6. How has the coronavirus pandemic altered how you promote A Duke, the Lady and a Baby?
The pandemic cancelled all of my in-person events from March forward for 2020. I miss hugging readers. I’ve done a lot of virtual events. That has been a good way to see people, but it is different. Nonetheless, I want my readers safe.
7. Since this book is the first in a new series, what can you tell us about what is coming next and when? And how long do you think it will take you to write each book in the Rogues and Remarkable Women series?
The next book in the series, An Earl, The Girl, and A Toddler (Kensington) is being edited as we speak, but it is slated for release 2021. In Spring of 2021, do look for Island Queen (HarperCollins William Morrow). This is a historical fiction based on the life of Dorothy Kirwan Thomas, a formerly enslaved woman who builds businesses and becomes one of the wealthiest women in the Caribbean. Her life is extraordinary, from purchasing her own freedom as well as that of her family, to her affair with a prince of England, to rebelling against colonial taxation targeting women of color. Dorothy Kirwan Thomas is a story that needs to be told.

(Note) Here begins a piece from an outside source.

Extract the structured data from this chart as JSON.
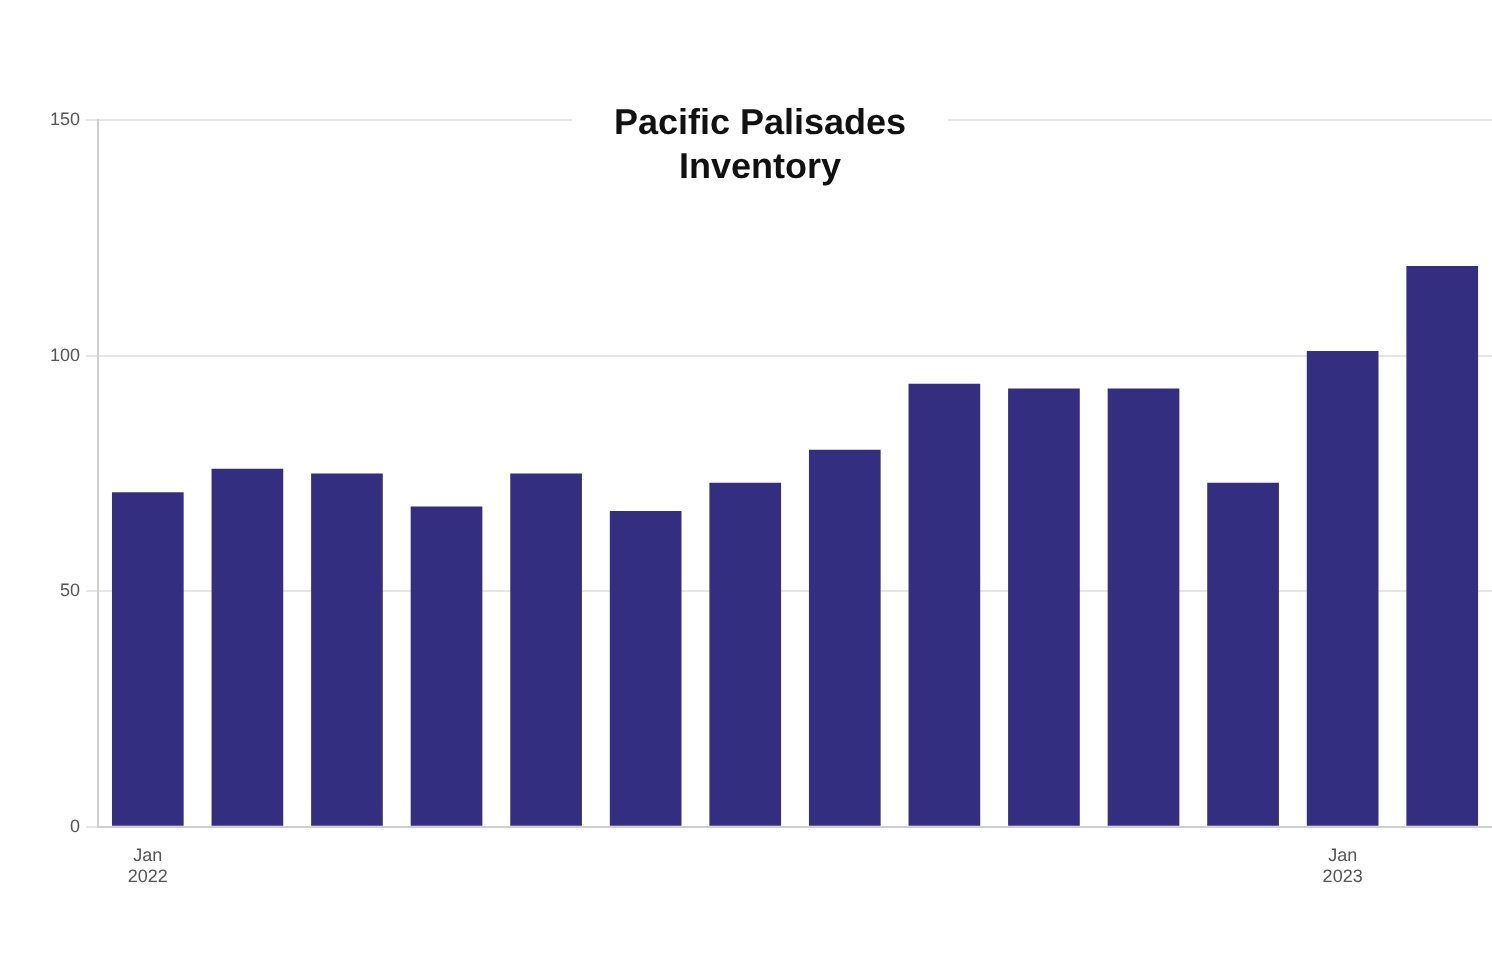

Vanessa Riley writes Regency Romances and Historical Fiction of dazzling multi-culture communities with powerful persons of color. Vanessa writes for historical romance readers who admire and acquire books that showcase women who find joy in sweeping kisses and strong sisterhoods. Even in the darkness, she promises to give you laughs and to show you how light always prevails and how love always, always wins.

Vanessa juggles mothering a teen, cooking for her military-man husband, and speaking at women’s and STEM events. She loves baking her Trinidadian grandma’s cake recipes and collecting Irish crochet lace. She’s known for her sweeping romances and humorous delivery of poignant truths. You can catch her writing from the comfort of her southern porch with a cup of Earl Grey tea.